5 tips to help you become a better writer
“Description begins in the writer’s imagination, but should finish in the readers.” – Stephen King
1. Find a location or a chair you like. Sit in it.
The first exercise—and maybe the most important: Find a specific place to write. This is one of the best things you’ll ever do for your writing. Perhaps this place is your living room, perhaps (like me) it’s a nearby coffee shop.
It’s a hard thing to give yourself permission to take your writing seriously. Having a place that’s designated for your work is a great way to start!
The key is that once you find your spot, utilise it for writing and nothing else. As soon as you sit there, you write. You don’t read magazines, you don’t send emails. Write. That’s the only thing you do there. And the more you like going to this place, the easier this will become.
2. Start with a great question.
Now, that you’re in your seat, the question is: how do you start writing? My favourite writing exercise is to ask a question I’m curious about. Sometimes it’s a fun question, like what the couple at the next table is fighting about. Sometimes the question is more involved, like—how do commit to someone over a lifetime? This was the question that generated my novel The Divorce Party.

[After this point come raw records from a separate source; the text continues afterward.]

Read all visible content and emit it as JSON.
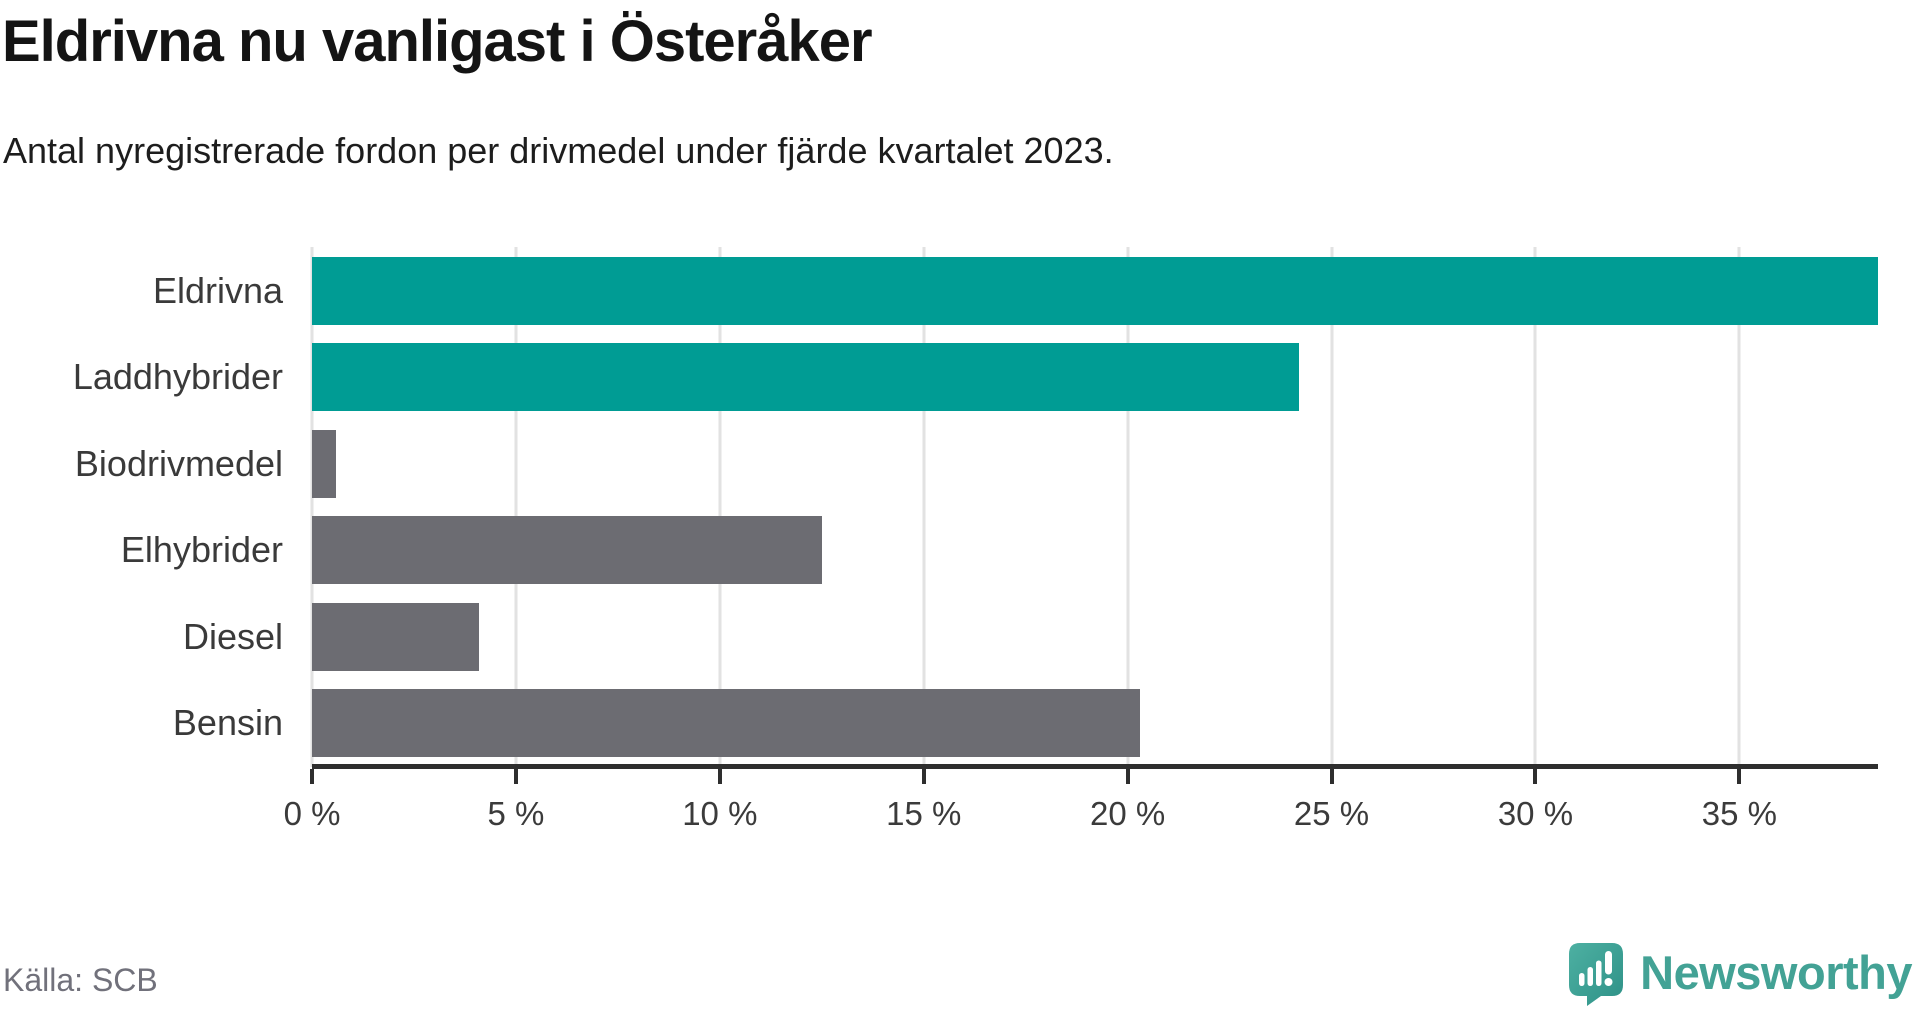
{
  "header": {
    "title": "Eldrivna nu vanligast i Österåker",
    "subtitle": "Antal nyregistrerade fordon per drivmedel under fjärde kvartalet 2023."
  },
  "chart_data": {
    "type": "bar",
    "orientation": "horizontal",
    "title": "Eldrivna nu vanligast i Österåker",
    "subtitle": "Antal nyregistrerade fordon per drivmedel under fjärde kvartalet 2023.",
    "categories": [
      "Eldrivna",
      "Laddhybrider",
      "Biodrivmedel",
      "Elhybrider",
      "Diesel",
      "Bensin"
    ],
    "values": [
      38.4,
      24.2,
      0.6,
      12.5,
      4.1,
      20.3
    ],
    "unit": "%",
    "xlabel": "",
    "ylabel": "",
    "xlim": [
      0,
      38.4
    ],
    "xticks": [
      0,
      5,
      10,
      15,
      20,
      25,
      30,
      35
    ],
    "xtick_labels": [
      "0 %",
      "5 %",
      "10 %",
      "15 %",
      "20 %",
      "25 %",
      "30 %",
      "35 %"
    ],
    "grid": true,
    "legend": false,
    "bar_colors": [
      "#009c94",
      "#009c94",
      "#6c6c72",
      "#6c6c72",
      "#6c6c72",
      "#6c6c72"
    ],
    "highlight_color": "#009c94",
    "default_color": "#6c6c72"
  },
  "footer": {
    "source": "Källa: SCB",
    "brand": "Newsworthy"
  },
  "icons": {
    "brand_logo": "newsworthy-pin-bar-chart-icon"
  },
  "colors": {
    "background": "#ffffff",
    "title": "#141414",
    "subtitle": "#1d1d1d",
    "gridline": "#e2e2e2",
    "axis": "#2e2e2e",
    "tick_label": "#3b3b3b",
    "category_label": "#3a3a3a",
    "source_text": "#71717b",
    "brand_teal": "#43a295"
  }
}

Whatever the question, imagine a character and think about how that character would answer. Then, answer the question from that character’s point of view. It’s an interesting way to dive into character stress-free and start to see how that character thinks and feels.
3. Count to five.
When I started writing, I read Stephen King’s book On Writing (which I highly recommend). In the book, King talked about writing ten thousand words a day. Every day. Ten thousand words a day is a lot. Though it explains how prolific King has managed to be. And having a word count you aim to hit each day is extremely valuable to writing effectively. I have a word count that I have to hit before my work for the day is complete. If I hit more, great. But I don’t get up, until I hit that number.
So for this exercise set a word count for yourself. Five hundred words (approximately 2 pages) is a good start. And the deal is that you don’t get up, you don’t get a second cup of coffee, you don’t answer the phone until those words are on the page.
Let go of what the words are. The goal is just to get them down on the page—and to keep going.
4. Take a walk.
I have several writer friends who swear by editing-while-walking—and very often, after I’ve hit my word count for the day, I’ll go for a long walk and something that felt challenging that day (a character detail, a story arc) will start to reveal itself in a new way.
Sometimes these walks involve getting lost in some great music or talking with a friend. (Bonus points if you’re talking through the story!) Sometimes it just means moving around and thinking about your story in a different way, playing it back to yourself like a movie.
5. Write when you’re a little sleepy.
I recently started working on the screenplay adaptation for my new novel Eight Hundred Grapes (the producers behind Twilight and The Fault in Our Stars are turning the novel into a movie!). Screenwriting utilises different muscles than novel writing. In many ways, I’m a novice all over again.
To help loosen up for the script writing, I’ve returned to an old trick: I write very early in the morning, right after I wake up. When you’re still a little sleepy, you’ll find the words flow a lot easier than when you’re alert. For night owls, this trick also works for writing late at night.
The key is to shut down your inner critic, to write when your defenses are down, to write when you’re the least likely to get in your own way. So forego the coffee, stay away from social media, and give yourself a few quiet and sleepy hours to see what you come up with.
And remember: You’re just writing your first draft, and your first draft is always for you. So enjoy yourself. The inner critic (and the rest of the world) doesn’t get a piece of any of it until at least draft two.
By: Laura Dave
Laura Dave is the international bestselling author of Eight Hundred Grapes, The First Husband, The Divorce Party and London is the Best City in America. Her novels have been published in fifteen countries and three of them, including Eight Hundred Grapes, have been optioned as major motion pictures. Dave’s writing has appeared in The New York Times, Glamour, Self, Redbook and Cosmopolitan. She lives in Santa Monica.